I tried to explain to her that animals do feel pain and fear… but they don’t make up stories in their heads about it like us humans do. So their pain is cleaner. They don’t add the layer of suffering on top that goes, “Well, this is how the world is, a miserable place. Of course this would happen to me. I’m a worthless, unlovable creature who gets all the crap in life.”

But mostly, I hugged her and agreed with her that it WAS sad and that I loved this part of her so much.


This part of her I can only understand intellectually. Because I DON’T feel what other people and animals feel.

I have a fortified defensive perimeter around the feeling parts of my brain. I have the knowledge that mice get tortured in labs, but I do not know their pain. I can read about horrific things happening on the other side of the world and say, “Oh that’s so tragic.” But it does not cripple me with sadness.

I guess that would make me a kickass asset in a zombie apocalypse. If it came down to butchering animals for food, I’d feel an initial repulsion, but I suspect I’d get over it quickly and just get the job done.

I don’t think my daughter would do very well in a movie about the undead.

But in this world of the living, her empathy is a goddamn superpower.

Her empathy is why she can’t stand to eat animals. She sees a slice of bacon and can’t help but experience the pain of factory farming, as if it was happening to her.

That makes her the most powerful agent of change.

Because she’s not a vegetarian out of some forced sense of obligation to the planet, or because it’s the “right” thing to do.
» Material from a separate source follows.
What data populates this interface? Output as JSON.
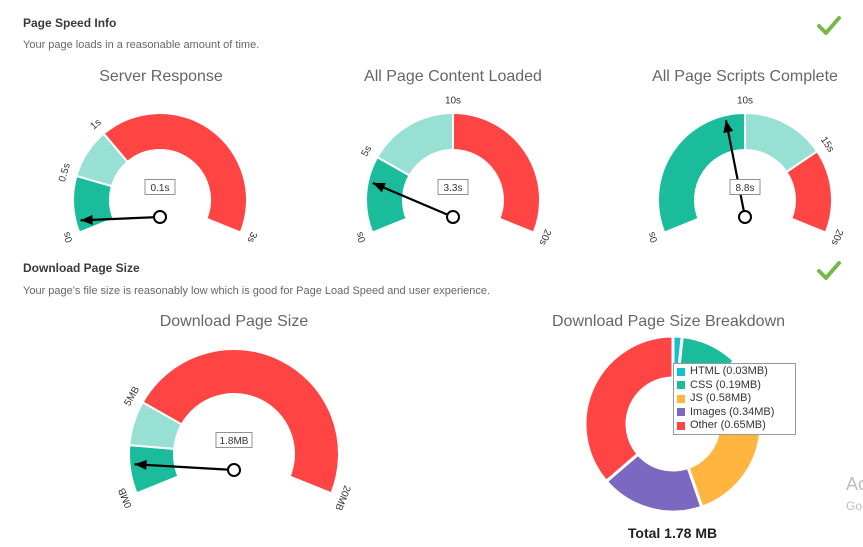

She’s vegetarian because eating animals just FEELS WRONG to her.


It’s going to be hard for her, taking in all the shit that’s wrong in the world. It’ll be hard to feel all of that.

When I found her at the dining room table and understood why she was crying, I felt a stab of panic… a compulsion to try and protect her from all of it.

But then I remembered… it’s ok for her to feel pain. It will only turn into suffering if she feels like that SHE is wrong because of it.

She’s not wrong. She’s holy.

She’s divine.

With Love,

Shinah


P.S. - Writing each morning is starting to feel like a refuge.